とある男の企み【三人称視点】
ガッシャーン!!
「…おいおい何荒れてんだよ」
「うるっせ!」
「ほっとけ。高校退学になってずっとああなんだよアイツ」
男は荒れていた。
以前から素行は悪かったが、ここ最近増々荒れて周りも腫れ物に触るような扱いをしていた。
男の両親はとうの昔に男を見限っていた。
なんたって元々仮面夫婦で子供に見向きもしない冷えた家庭だったから。
子供には金を与えるだけで、愛情らしい愛情は与えない。
子供がなにか起こせば金の力で解決できるくらいの稼ぎがあった。だからいつも金で解決していたのだ。
それが男の非行を助長することになる。
始めは親にこっちを見てほしくてやっていたことはだんだんと利己的な自分勝手な理由に変わっていった。
ここにいる仲間は大小あれどもなにか抱え込んだ人間で、始めは孤独を埋めるために集まったようなものだ。

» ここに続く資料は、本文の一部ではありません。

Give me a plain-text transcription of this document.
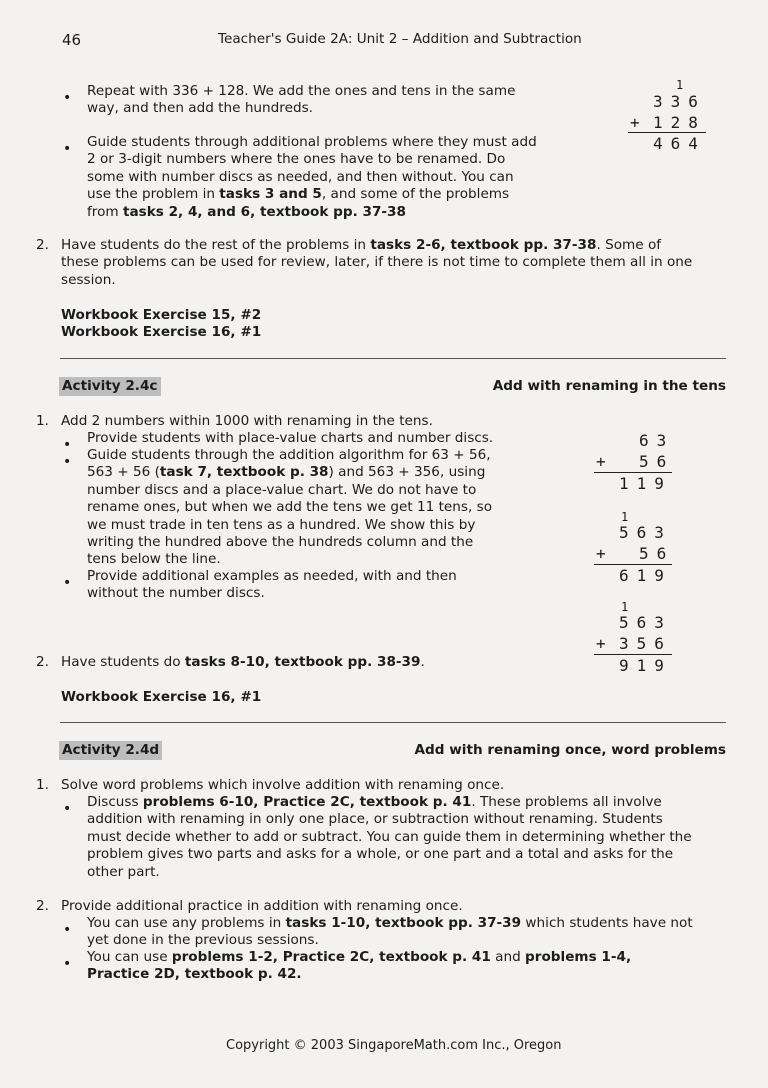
46	Teacher's Guide 2A: Unit 2 – Addition and Subtraction
•
Repeat with 336 + 128. We add the ones and tens in the same
way, and then add the hundreds.
•
Guide students through additional problems where they must add
2 or 3-digit numbers where the ones have to be renamed. Do
some with number discs as needed, and then without. You can
use the problem in tasks 3 and 5, and some of the problems
from tasks 2, 4, and 6, textbook pp. 37-38
1
336
+ 128
464
2. Have students do the rest of the problems in tasks 2-6, textbook pp. 37-38. Some of
these problems can be used for review, later, if there is not time to complete them all in one
session.
Workbook Exercise 15, #2
Workbook Exercise 16, #1
Activity 2.4c	Add with renaming in the tens
1. Add 2 numbers within 1000 with renaming in the tens.
•
Provide students with place-value charts and number discs.
•
Guide students through the addition algorithm for 63 + 56,
563 + 56 (task 7, textbook p. 38) and 563 + 356, using
number discs and a place-value chart. We do not have to
rename ones, but when we add the tens we get 11 tens, so
we must trade in ten tens as a hundred. We show this by
writing the hundred above the hundreds column and the
tens below the line.
•
Provide additional examples as needed, with and then
without the number discs.
63
+ 56
119
1
563
+ 56
619
1
563
+ 356
919
2. Have students do tasks 8-10, textbook pp. 38-39.
Workbook Exercise 16, #1
Activity 2.4d	Add with renaming once, word problems
1. Solve word problems which involve addition with renaming once.
•
Discuss problems 6-10, Practice 2C, textbook p. 41. These problems all involve
addition with renaming in only one place, or subtraction without renaming. Students
must decide whether to add or subtract. You can guide them in determining whether the
problem gives two parts and asks for a whole, or one part and a total and asks for the
other part.
2. Provide additional practice in addition with renaming once.
•
You can use any problems in tasks 1-10, textbook pp. 37-39 which students have not
yet done in the previous sessions.
•
You can use problems 1-2, Practice 2C, textbook p. 41 and problems 1-4,
Practice 2D, textbook p. 42.
Copyright © 2003 SingaporeMath.com Inc., Oregon
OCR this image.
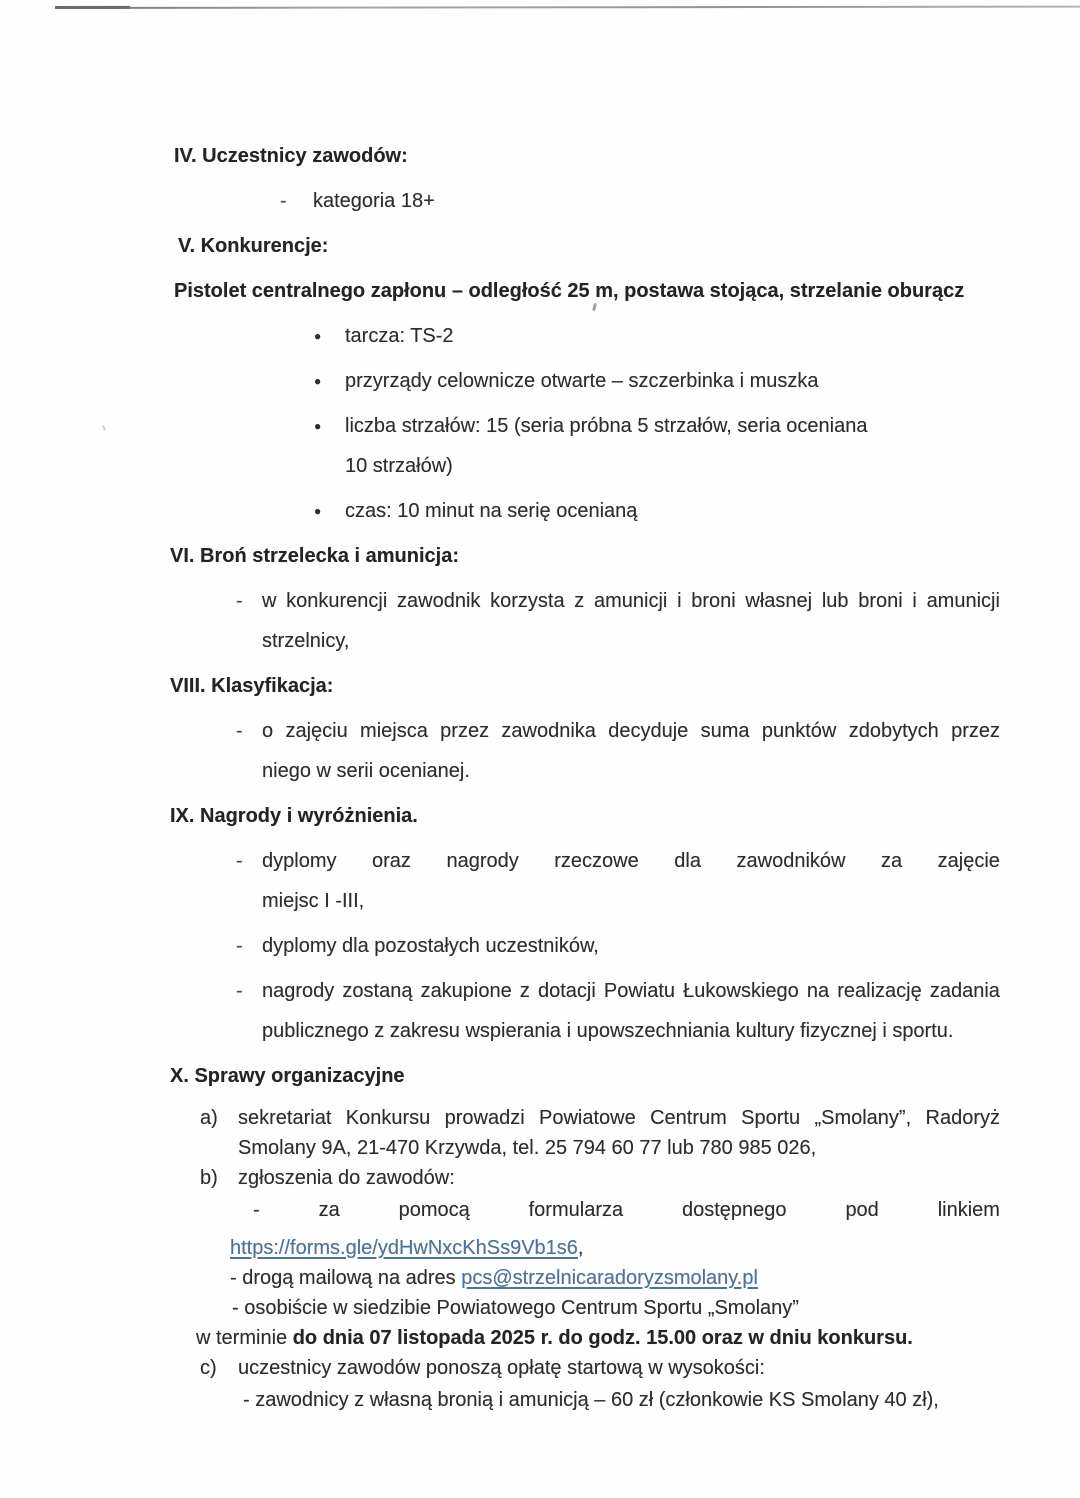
IV. Uczestnicy zawodów:
-	kategoria 18+
V. Konkurencje:
Pistolet centralnego zapłonu – odległość 25 m, postawa stojąca, strzelanie oburącz
●	tarcza: TS-2
●	przyrządy celownicze otwarte – szczerbinka i muszka
●	liczba strzałów: 15 (seria próbna 5 strzałów, seria oceniana
10 strzałów)
●	czas: 10 minut na serię ocenianą
VI. Broń strzelecka i amunicja:
- w konkurencji zawodnik korzysta z amunicji i broni własnej lub broni i amunicji
strzelnicy,
VIII. Klasyfikacja:
- o zajęciu miejsca przez zawodnika decyduje suma punktów zdobytych przez
niego w serii ocenianej.
IX. Nagrody i wyróżnienia.
- dyplomy oraz nagrody rzeczowe dla zawodników za zajęcie
miejsc I -III,
- dyplomy dla pozostałych uczestników,
- nagrody zostaną zakupione z dotacji Powiatu Łukowskiego na realizację zadania
publicznego z zakresu wspierania i upowszechniania kultury fizycznej i sportu.
X. Sprawy organizacyjne
a)	sekretariat Konkursu prowadzi Powiatowe Centrum Sportu „Smolany”, Radoryż
Smolany 9A, 21-470 Krzywda, tel. 25 794 60 77 lub 780 985 026,
b)	zgłoszenia do zawodów:
-	za	pomocą	formularza	dostępnego	pod	linkiem
https://forms.gle/ydHwNxcKhSs9Vb1s6,
- drogą mailową na adres pcs@strzelnicaradoryzsmolany.pl
- osobiście w siedzibie Powiatowego Centrum Sportu „Smolany”
w terminie do dnia 07 listopada 2025 r. do godz. 15.00 oraz w dniu konkursu.
c)	uczestnicy zawodów ponoszą opłatę startową w wysokości:
- zawodnicy z własną bronią i amunicją – 60 zł (członkowie KS Smolany 40 zł),
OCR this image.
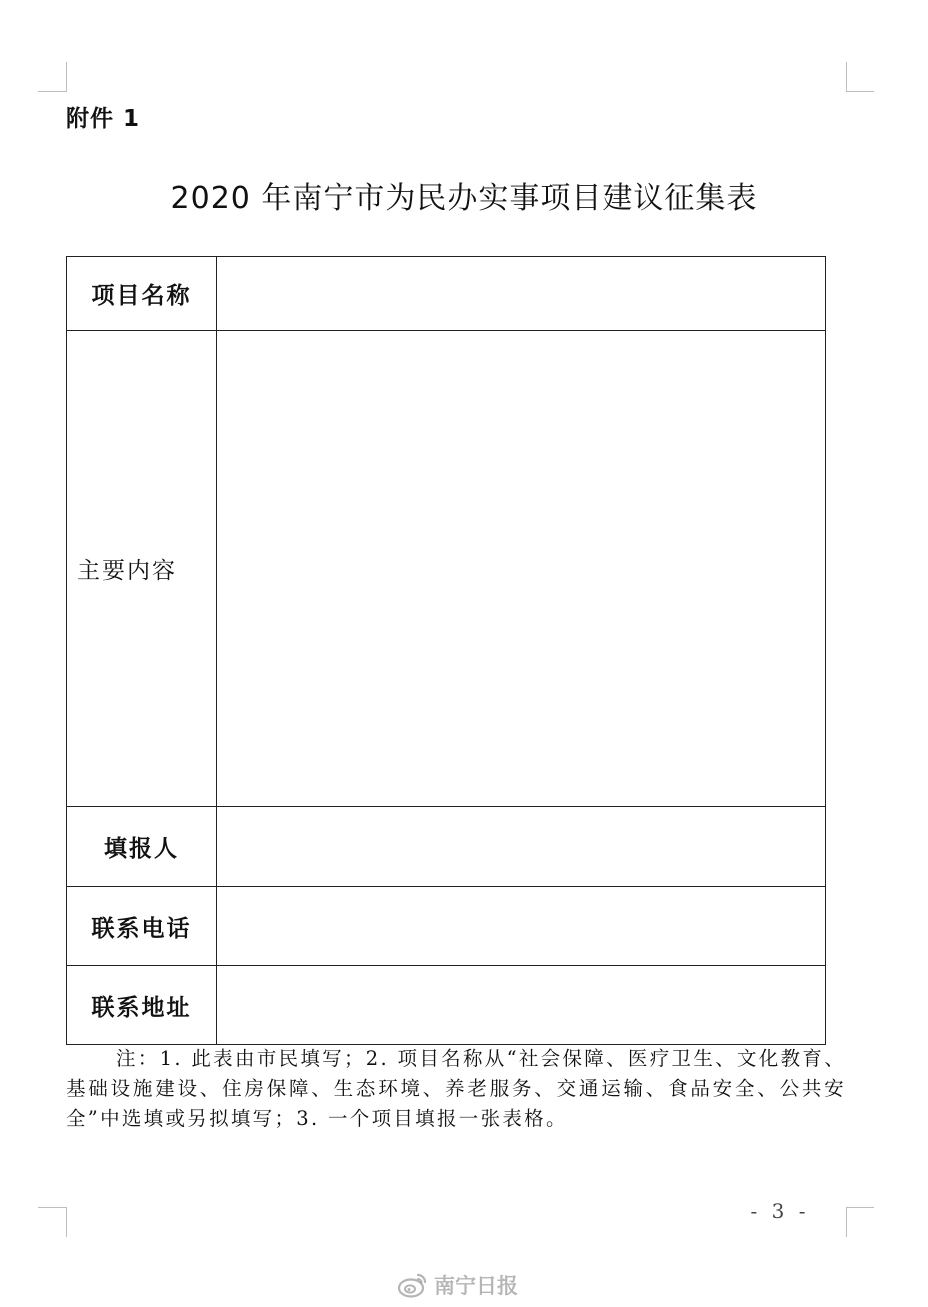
附件 1
2020 年南宁市为民办实事项目建议征集表
项目名称	
主要内容	
填报人	
联系电话	
联系地址	
注：1. 此表由市民填写；2. 项目名称从“社会保障、医疗卫生、文化教育、基础设施建设、住房保障、生态环境、养老服务、交通运输、食品安全、公共安全”中选填或另拟填写；3. 一个项目填报一张表格。
- 3 -
南宁日报
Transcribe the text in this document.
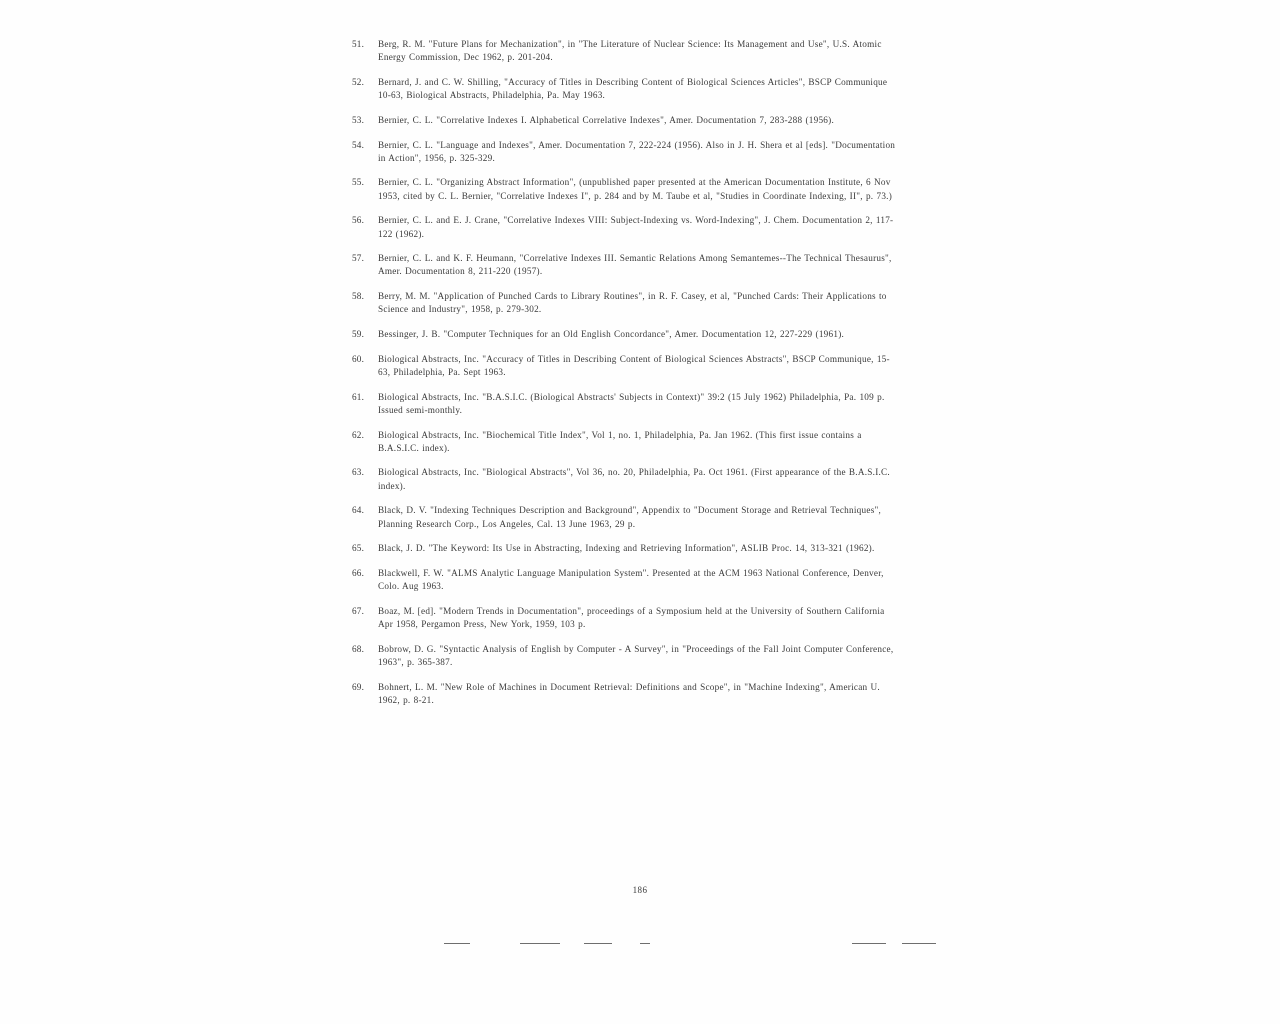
51.	Berg, R. M. "Future Plans for Mechanization", in "The Literature of Nuclear Science: Its Management and Use", U.S. Atomic Energy Commission, Dec 1962, p. 201-204.
52.	Bernard, J. and C. W. Shilling, "Accuracy of Titles in Describing Content of Biological Sciences Articles", BSCP Communique 10-63, Biological Abstracts, Philadelphia, Pa. May 1963.
53.	Bernier, C. L. "Correlative Indexes I. Alphabetical Correlative Indexes", Amer. Documentation 7, 283-288 (1956).
54.	Bernier, C. L. "Language and Indexes", Amer. Documentation 7, 222-224 (1956). Also in J. H. Shera et al [eds]. "Documentation in Action", 1956, p. 325-329.
55.	Bernier, C. L. "Organizing Abstract Information", (unpublished paper presented at the American Documentation Institute, 6 Nov 1953, cited by C. L. Bernier, "Correlative Indexes I", p. 284 and by M. Taube et al, "Studies in Coordinate Indexing, II", p. 73.)
56.	Bernier, C. L. and E. J. Crane, "Correlative Indexes VIII: Subject-Indexing vs. Word-Indexing", J. Chem. Documentation 2, 117-122 (1962).
57.	Bernier, C. L. and K. F. Heumann, "Correlative Indexes III. Semantic Relations Among Semantemes--The Technical Thesaurus", Amer. Documentation 8, 211-220 (1957).
58.	Berry, M. M. "Application of Punched Cards to Library Routines", in R. F. Casey, et al, "Punched Cards: Their Applications to Science and Industry", 1958, p. 279-302.
59.	Bessinger, J. B. "Computer Techniques for an Old English Concordance", Amer. Documentation 12, 227-229 (1961).
60.	Biological Abstracts, Inc. "Accuracy of Titles in Describing Content of Biological Sciences Abstracts", BSCP Communique, 15-63, Philadelphia, Pa. Sept 1963.
61.	Biological Abstracts, Inc. "B.A.S.I.C. (Biological Abstracts' Subjects in Context)" 39:2 (15 July 1962) Philadelphia, Pa. 109 p. Issued semi-monthly.
62.	Biological Abstracts, Inc. "Biochemical Title Index", Vol 1, no. 1, Philadelphia, Pa. Jan 1962. (This first issue contains a B.A.S.I.C. index).
63.	Biological Abstracts, Inc. "Biological Abstracts", Vol 36, no. 20, Philadelphia, Pa. Oct 1961. (First appearance of the B.A.S.I.C. index).
64.	Black, D. V. "Indexing Techniques Description and Background", Appendix to "Document Storage and Retrieval Techniques", Planning Research Corp., Los Angeles, Cal. 13 June 1963, 29 p.
65.	Black, J. D. "The Keyword: Its Use in Abstracting, Indexing and Retrieving Information", ASLIB Proc. 14, 313-321 (1962).
66.	Blackwell, F. W. "ALMS Analytic Language Manipulation System". Presented at the ACM 1963 National Conference, Denver, Colo. Aug 1963.
67.	Boaz, M. [ed]. "Modern Trends in Documentation", proceedings of a Symposium held at the University of Southern California Apr 1958, Pergamon Press, New York, 1959, 103 p.
68.	Bobrow, D. G. "Syntactic Analysis of English by Computer - A Survey", in "Proceedings of the Fall Joint Computer Conference, 1963", p. 365-387.
69.	Bohnert, L. M. "New Role of Machines in Document Retrieval: Definitions and Scope", in "Machine Indexing", American U. 1962, p. 8-21.
186
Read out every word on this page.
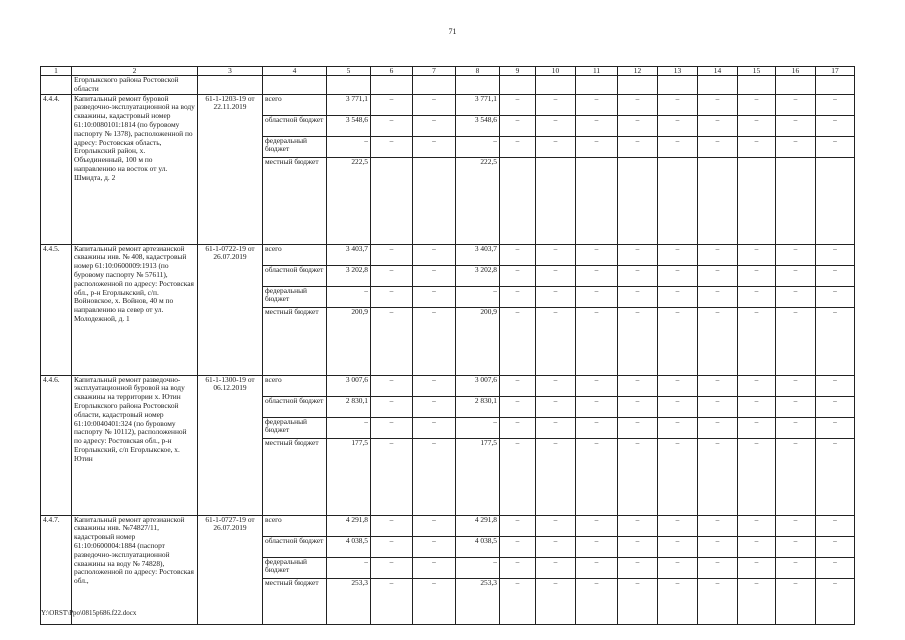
71
1	2	3	4	5	6	7	8	9	10	11	12	13	14	15	16	17
	Егорлыкского района Ростовской области															
4.4.4.	Капитальный ремонт буровой разведочно-эксплуатационной на воду скважины, кадастровый номер 61:10:0080101:1814 (по буровому паспорту № 1378), расположенной по адресу: Ростовская область, Егорлыкский район, х. Объединенный, 100 м по направлению на восток от ул. Шмидта, д. 2	61-1-1203-19 от 22.11.2019	всего	3 771,1	–	–	3 771,1	–	–	–	–	–	–	–	–	–
			областной бюджет	3 548,6	–	–	3 548,6	–	–	–	–	–	–	–	–	–
			федеральный бюджет	–	–	–	–	–	–	–	–	–	–	–	–	–
			местный бюджет	222,5			222,5									
4.4.5.	Капитальный ремонт артезианской скважины инв. № 408, кадастровый номер 61:10:0600009:1913 (по буровому паспорту № 57611), расположенной по адресу: Ростовская обл., р-н Егорлыкский, с/п. Войновское, х. Войнов, 40 м по направлению на север от ул. Молодежной, д. 1	61-1-0722-19 от 26.07.2019	всего	3 403,7	–	–	3 403,7	–	–	–	–	–	–	–	–	–
			областной бюджет	3 202,8	–	–	3 202,8	–	–	–	–	–	–	–	–	–
			федеральный бюджет	–	–	–	–	–	–	–	–	–	–	–	–	–
			местный бюджет	200,9	–	–	200,9	–	–	–	–	–	–	–	–	–
4.4.6.	Капитальный ремонт разведочно-эксплуатационной буровой на воду скважины на территории х. Ютин Егорлыкского района Ростовской области, кадастровый номер 61:10:0040401:324 (по буровому паспорту № 10112), расположенной по адресу: Ростовская обл., р-н Егорлыкский, с/п Егорлыкское, х. Ютин	61-1-1300-19 от 06.12.2019	всего	3 007,6	–	–	3 007,6	–	–	–	–	–	–	–	–	–
			областной бюджет	2 830,1	–	–	2 830,1	–	–	–	–	–	–	–	–	–
			федеральный бюджет	–	–	–	–	–	–	–	–	–	–	–	–	–
			местный бюджет	177,5	–	–	177,5	–	–	–	–	–	–	–	–	–
4.4.7.	Капитальный ремонт артезианской скважины инв. №74827/11, кадастровый номер 61:10:0600004:1884 (паспорт разведочно-эксплуатационной скважины на воду № 74828), расположенной по адресу: Ростовская обл.,	61-1-0727-19 от 26.07.2019	всего	4 291,8	–	–	4 291,8	–	–	–	–	–	–	–	–	–
			областной бюджет	4 038,5	–	–	4 038,5	–	–	–	–	–	–	–	–	–
			федеральный бюджет	–	–	–	–	–	–	–	–	–	–	–	–	–
			местный бюджет	253,3	–	–	253,3	–	–	–	–	–	–	–	–	–
Y:\ORST\Ppo\0815p686.f22.docx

だが、家庭に恵まれなかったり、なにか挫折を味わった人間が全てこうして非行に走るわけではない。不利な立場にいながらも真っ当に生きている人はたくさんいる。
他人には見えないだけで、人は何かしら抱えているもんだ。彼らだけが大変なわけではない。
だけど、男は自分に下された罰を受け入れることができなかった。あろうことか自分がやらかしたことを逆恨みするように、ある二人の姉弟を憎んでいた。
「…ぜってぇアイツ潰す…」
男は一瞬無表情になったかと思ったが、にたり、と不気味に口を歪ませた。
「…アイツ…姉貴のことになるとムキになっていたな…」
(なんでも持っているアイツは、自分が持たぬ“兄弟”も持っていた。
それを思い出すと、余計に怒りがこみ上げてくる。
生意気だ。仲間に入れてやったのに。
一年のくせに俺に盾突きやがって。
あの女もふざけやがって。あの女が風紀なんか呼ぶから俺はこんな目にあったんだ!)
「…どうしてやろうかな…やっぱり、目の前でひどい目に遭わせているのが一番効くか?」
先程までの不機嫌は何処へ。
男は面白いものを見つけたかのように楽しげに、今までたむろっていた店を出ていったのであった。
外に出るとだらしなく着こなしているジーンズのポケットからスマホを取り出し、とあるところに電話した。
「…あ、もしもし? …俺だけど、ちょっと手ぇ貸してくんない?」
笑んで細くなった男のその瞳には怪しい光が走っていた。